L’errance de la narratrice semble être tirée de son désir de rejoindre l’autre, d’établir une connexion en dehors de son corps. Pourtant, le lecteur a l’impression que malgré ses déambulations, l’humaine vagabonde demeure prisonnière de son propre corps et des lieux qu’elle habite. La narratrice se trouve donc à être envahie par sa solitude : « Sur le mur, vidéo en marche. Alignements de profils, moutons de plâtre, têtes égyptiennes de différentes couleurs. Toi, tu cours, tu cours. Et je voudrais toucher tes cheveux. Je tombe en bas de la nuit. Tapis fatigué vieux rose » (p. 55).

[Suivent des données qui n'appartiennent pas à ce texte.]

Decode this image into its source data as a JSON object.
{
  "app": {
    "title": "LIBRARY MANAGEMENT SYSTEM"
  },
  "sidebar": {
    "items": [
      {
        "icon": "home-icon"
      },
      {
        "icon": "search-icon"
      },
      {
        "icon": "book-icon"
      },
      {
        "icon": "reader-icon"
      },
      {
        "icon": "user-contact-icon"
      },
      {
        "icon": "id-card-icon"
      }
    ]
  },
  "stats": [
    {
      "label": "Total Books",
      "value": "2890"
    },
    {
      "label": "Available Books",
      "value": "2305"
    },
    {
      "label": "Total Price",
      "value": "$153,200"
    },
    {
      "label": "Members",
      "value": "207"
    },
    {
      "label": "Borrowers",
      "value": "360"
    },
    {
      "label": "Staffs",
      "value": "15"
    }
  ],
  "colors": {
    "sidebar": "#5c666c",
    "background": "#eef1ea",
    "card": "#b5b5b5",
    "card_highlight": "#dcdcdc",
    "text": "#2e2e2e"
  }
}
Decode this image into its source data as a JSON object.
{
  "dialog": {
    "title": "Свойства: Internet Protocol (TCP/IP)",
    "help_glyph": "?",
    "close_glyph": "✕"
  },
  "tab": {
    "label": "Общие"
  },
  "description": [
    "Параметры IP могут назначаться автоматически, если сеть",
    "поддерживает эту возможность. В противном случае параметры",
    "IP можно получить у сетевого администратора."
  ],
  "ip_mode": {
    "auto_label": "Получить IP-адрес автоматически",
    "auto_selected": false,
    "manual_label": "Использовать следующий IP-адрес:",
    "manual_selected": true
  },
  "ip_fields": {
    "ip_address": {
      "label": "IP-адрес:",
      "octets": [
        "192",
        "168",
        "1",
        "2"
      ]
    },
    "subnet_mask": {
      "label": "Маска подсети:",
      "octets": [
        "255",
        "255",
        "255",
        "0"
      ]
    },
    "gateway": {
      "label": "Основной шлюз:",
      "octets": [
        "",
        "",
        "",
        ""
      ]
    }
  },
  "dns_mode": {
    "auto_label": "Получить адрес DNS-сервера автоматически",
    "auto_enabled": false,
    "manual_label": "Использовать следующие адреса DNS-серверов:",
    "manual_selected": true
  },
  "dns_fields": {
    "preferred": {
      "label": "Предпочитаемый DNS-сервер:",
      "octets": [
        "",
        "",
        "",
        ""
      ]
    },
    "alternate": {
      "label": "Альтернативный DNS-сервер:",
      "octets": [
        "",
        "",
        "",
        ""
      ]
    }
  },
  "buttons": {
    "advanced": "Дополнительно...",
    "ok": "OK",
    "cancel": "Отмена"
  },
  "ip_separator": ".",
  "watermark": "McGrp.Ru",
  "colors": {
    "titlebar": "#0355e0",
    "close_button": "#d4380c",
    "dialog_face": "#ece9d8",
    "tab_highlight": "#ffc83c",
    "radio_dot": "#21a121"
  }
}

La quatrième de couverture affirme que le but de la narratrice est d’« habiter son corps et marcher pour s’imprégner de vie, franchir les murs, la distance, aller vers l’autre et goûter à quelques rares instants de durée. » Pourtant, elle n’arrive pas à faire le lien avec l’altérité et ce but tant désiré n’est pas atteint. De là vient le seul point faible du recueil : la chute se fait attendre. Le recueil finit tel qu’il a commencé, sans vraiment présenter un développement évident du personnage principal. Ainsi, je suis restée perplexe par rapport à cette fin, qui manque de personnalité comparativement au reste du recueil.
Malgré cela, le recueil dresse un portrait juste et crédible d’un personnage envahi par sa solitude, tentant constamment de rejoindre l’autre, mais n’y parvenant pas, malgré le fait qu’elle parcoure des lieux publics. Le livre trouve des échos dans des préoccupations actuelles : sommes-nous de plus en plus isolés en dépit de cette ère mondialisée?
À propos…
Geneviève Bouchard est étudiante à la maîtrise profil création littéraire à l’Université d’Ottawa. Elle s’intéresse principalement à l’écriture du corps. Possédant une formation en danse et en théâtre, la poésie-performance et l’interdisciplinarité de la poésie font aussi partie de ses intérêts.